3. La fécondité du double jeu

8. Rien de nouveau sous le soleil, pensera un lecteur dubitatif. Deux choses, pourtant, sont inédites dans l’histoire : d’une part, l’extraordinaire pouvoir destructeur de l’humanité et, d’autre part, sa non moins extraordinaire capacité de réalisation. Inutile d’insister sur ses prodigieuses facultés d’anéantissement… En revanche, rappelons que les XXe et XXIe siècles ont aiguisé et précisé le regard de l’humanité sur elle-même — à cet égard, les progrès des sciences humaines sont proprement stupéfiants.
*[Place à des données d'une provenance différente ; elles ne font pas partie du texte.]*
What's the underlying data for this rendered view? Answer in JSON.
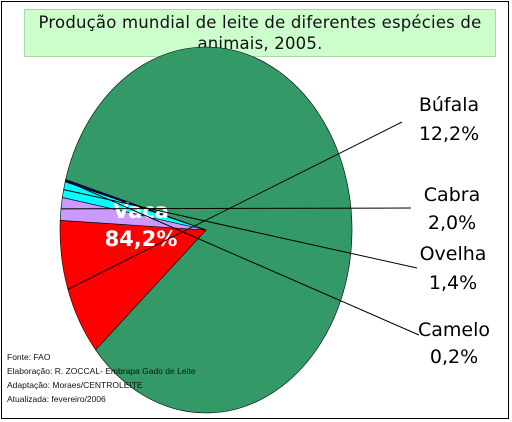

9. La psychologie et la sociologie ont dévoilé les déterminismes auxquels obéissent les êtres en société. Désormais, l’on sait comment pousser les Hommes à l’entraide ; par conséquent, on peut les inciter au dévouement ; dès lors, on doit leur inculquer l’espérance. Décortiquée et théorisée, la motivation est un mécanisme spontané qui, bien employée, saurait positivement influencer les comportements.

Conclusion

10. Il y a dans ce plaidoyer sommaire non pas une utopie sans consistance, un vœu hors de portée, mais une exhortation à reconsidérer les priorités, à repenser les structures, à réformer les systèmes. L’humanité agira longtemps encore à travers ces jeux qui forgent le monde. Mais elle est aujourd’hui en mesure d’imaginer de nouveaux jeux sociaux (coopération plutôt que concurrence) qui répareraient la nature et protégeraient le vivant. Désormais, l’humanité n’a plus à subir ses propres tourments. Elle peut réécrire la règle du jeu.